Although the Department of Energy has identified the harnessing of conventional and unconventional forms of gas as a strategic imperative, stakeholders report that South Africa’s uptake of gas continues to be constrained by the country’s relatively underdeveloped gas transmission and storage infrastructure. However, gas forms an important part of the country’s future energy mix. In terms of the new Integrated Resources Plan, the installed capacity of natural gas is expected to increase to 11,930 megawatts (MW), or 16% of total installed capacity, by 2030.;
Industry Developments: With the depletion of South Africa’s offshore F-A field and South Coast Complex fields, which supplied indigenous natural gas to PetroSA’s Gas-to-Liquid (GTL) plant in Mossel Bay, the country remains largely reliant on imported natural gas from Mozambique.
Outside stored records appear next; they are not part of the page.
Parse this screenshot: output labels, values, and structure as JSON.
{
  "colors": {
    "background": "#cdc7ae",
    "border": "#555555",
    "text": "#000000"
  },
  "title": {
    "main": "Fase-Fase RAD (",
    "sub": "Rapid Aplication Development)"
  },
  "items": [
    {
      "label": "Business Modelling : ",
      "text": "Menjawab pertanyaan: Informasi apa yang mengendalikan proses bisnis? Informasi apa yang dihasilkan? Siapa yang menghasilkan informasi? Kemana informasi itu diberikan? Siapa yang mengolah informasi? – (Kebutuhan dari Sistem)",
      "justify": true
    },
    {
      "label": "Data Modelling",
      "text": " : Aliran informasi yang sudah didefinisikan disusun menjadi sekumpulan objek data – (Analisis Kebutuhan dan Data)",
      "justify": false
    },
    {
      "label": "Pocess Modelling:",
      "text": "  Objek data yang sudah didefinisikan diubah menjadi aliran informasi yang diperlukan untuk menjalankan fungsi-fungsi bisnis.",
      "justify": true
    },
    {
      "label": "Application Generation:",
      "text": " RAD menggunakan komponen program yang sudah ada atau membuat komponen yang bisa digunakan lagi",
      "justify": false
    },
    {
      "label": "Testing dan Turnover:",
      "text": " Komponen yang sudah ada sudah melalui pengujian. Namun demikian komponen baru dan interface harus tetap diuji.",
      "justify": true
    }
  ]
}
Ibhubesi, off the coast of the Northern Cape, is South Africa’s largest proven natural gas field with an estimated 540 billion cubic feet (bcf) of recoverable reserves and is expected to start producing gas commercially by 2020.
South Africa’s only proven onshore natural gas and helium reserves are in Virginia in the Free State. Recent research suggests that recoverable shale gas resources in the Karoo Basin are in the 13 trillion cubic feet (tcf) to 49 tcf range, substantially lower than previous estimates. After years of delay, 27 renewable energy agreements have been signed with independent power producers.